Quinta-feira, 19 de Maio de 2022

Amor à causa é fórmula para o sucesso

Fundada em 1560, a Santa Casa da Misericórdia de Mesão Frio é, hoje, a única resposta social do concelho. Da creche aos lares, o apoio chega a mais de 300 pessoas

Há 462 anos abria portas a Santa Casa da Misericórdia de Mesão Frio (SCMMF). Os tempos foram mudando e, com isso, também as necessidades da população, hoje mais envelhecida.

Só nos últimos 20 anos, “passámos de nove para 120 colaboradores”, indica Alberto Pereira, provedor da SCMMF há 23 anos, admitindo que “a grande maioria é aqui do concelho”.

Também o número de utentes tem vindo a crescer. São, neste momento, mais de 300. “Na creche temos 32 utentes, no Centro de Atividades de Tempos Livres (CATL) são 30. Temos 118 em Apoio Domiciliário, 17 em Centro de Dia, 42 em Cantina Social e 83 nos quatro lares que temos. Feitas as contas, são 322 utentes, nos vários serviços da Misericórdia”, refere.

“A estes 322 juntam-se muitos outros que são acompanhados pelo CLDS e aos quais prestamos também apoio”, salienta. É, por isso que tem que se, gerir tudo muito bem, “o que nem sempre é fácil” confessa, lembrando que “não nos podemos esquecer que temos que pagar aos colaboradores e aos fornecedores”.

E à semelhança dos colaboradores, também a maioria dos fornecedores é de Mesão Frio. “Tudo o que puder ser adquirido no concelho, tentámos comprar para, de alguma forma, ajudar o comércio local”.

PÉS ASSENTES NA TERRA

Por ser preciso gerir tudo muito bem, é de pés assentes na terra que o caminho da SCMMF se vai trilhando. “Tentamos dar sempre um passo de cada vez, ou seja, só quando um projeto está concluído e totalmente pago é que partimos para um novo”, admite o provedor, frisando que “as IPSS’s, como é do conhecimento público, não estão a atravessar os melhores dias, daí que tenhamos um cuidado enorme quando queremos levar por diante um novo projeto. Temos que nos certificar se a Misericórdia tem capacidade financeira para avançar”.

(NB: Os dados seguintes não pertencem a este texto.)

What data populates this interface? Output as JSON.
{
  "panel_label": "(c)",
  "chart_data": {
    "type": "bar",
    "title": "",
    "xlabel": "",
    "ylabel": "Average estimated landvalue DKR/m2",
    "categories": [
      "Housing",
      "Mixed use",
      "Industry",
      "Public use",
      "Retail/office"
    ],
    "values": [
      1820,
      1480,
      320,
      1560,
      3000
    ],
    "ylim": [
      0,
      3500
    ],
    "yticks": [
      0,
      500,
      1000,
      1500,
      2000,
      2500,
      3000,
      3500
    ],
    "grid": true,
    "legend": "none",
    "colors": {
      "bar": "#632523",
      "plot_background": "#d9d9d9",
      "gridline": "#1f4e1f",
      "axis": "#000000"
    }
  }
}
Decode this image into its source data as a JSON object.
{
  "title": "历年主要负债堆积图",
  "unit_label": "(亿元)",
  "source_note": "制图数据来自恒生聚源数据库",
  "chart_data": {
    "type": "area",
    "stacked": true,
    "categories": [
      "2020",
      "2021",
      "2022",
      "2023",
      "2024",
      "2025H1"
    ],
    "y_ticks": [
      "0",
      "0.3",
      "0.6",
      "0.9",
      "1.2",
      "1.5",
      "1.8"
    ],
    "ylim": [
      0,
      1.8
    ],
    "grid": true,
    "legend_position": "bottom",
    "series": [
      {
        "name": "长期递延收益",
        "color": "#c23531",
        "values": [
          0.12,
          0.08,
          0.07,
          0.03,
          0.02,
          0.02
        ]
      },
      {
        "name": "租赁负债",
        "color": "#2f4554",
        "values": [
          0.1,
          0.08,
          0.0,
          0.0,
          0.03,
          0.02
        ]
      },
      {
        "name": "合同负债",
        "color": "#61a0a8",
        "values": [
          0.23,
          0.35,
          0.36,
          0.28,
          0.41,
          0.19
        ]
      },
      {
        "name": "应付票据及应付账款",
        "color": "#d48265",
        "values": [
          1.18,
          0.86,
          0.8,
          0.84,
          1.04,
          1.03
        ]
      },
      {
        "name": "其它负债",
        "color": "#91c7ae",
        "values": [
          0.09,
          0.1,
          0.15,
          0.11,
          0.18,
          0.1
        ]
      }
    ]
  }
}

Um dos últimos projetos da SCMMF foi a Estrutura Residencial Para Idosos (ERPI) de Barqueiros. “É uma obra que está praticamente paga. Por isso, estamos já a pensar no próximo projeto que será construir uma nova creche, tendo em conta que a que temos já é insuficiente”.

“Com a nova creche iremos aumentar a nossa capacidade de resposta e ao mesmo tempo criamos melhores condições para aqueles que nos procuram, uma forma de também ajudar a fixar pessoas e combater a desertificação destes territórios”, explica Alberto Pereira, admitindo que “neste momento, a SCMMF está numa boa situação financeira, daí que estejamos a pensar no próximo projeto”.

AMOR À CAUSA

Hoje em dia, muitas instituições queixam-se da dificuldade que é encontrar quem queira trabalhar com idosos. No caso da SCMMF, “a pandemia veio mudar algumas ideias pré-definidas”.

“Tínhamos pessoas que chegaram aqui a dizer que só queriam trabalhar com crianças. Com a pandemia, e os mais novos em casa, acabaram por dar apoio aos mais velhos. O engraçado é que depois disso mudaram de ideias e dizem mesmo que gostam mais de trabalhar com esta faixa etária”, conta.

E aqui os utentes são todos bem tratados. “O que incutimos aos nossos colaboradores é que o foco do trabalho são os utentes, tenham eles três meses ou 100 anos”. Nas palavras do provedor, “quando se trabalha com amor à causa, é tudo mais fácil”.

Talvez seja essa a fórmula para o sucesso desta instituição. Contudo, e sendo a única resposta social do concelho, fica no ar uma questão: se a SCMMF tiver de fechar portas, por qualquer motivo, o que seria destas pessoas?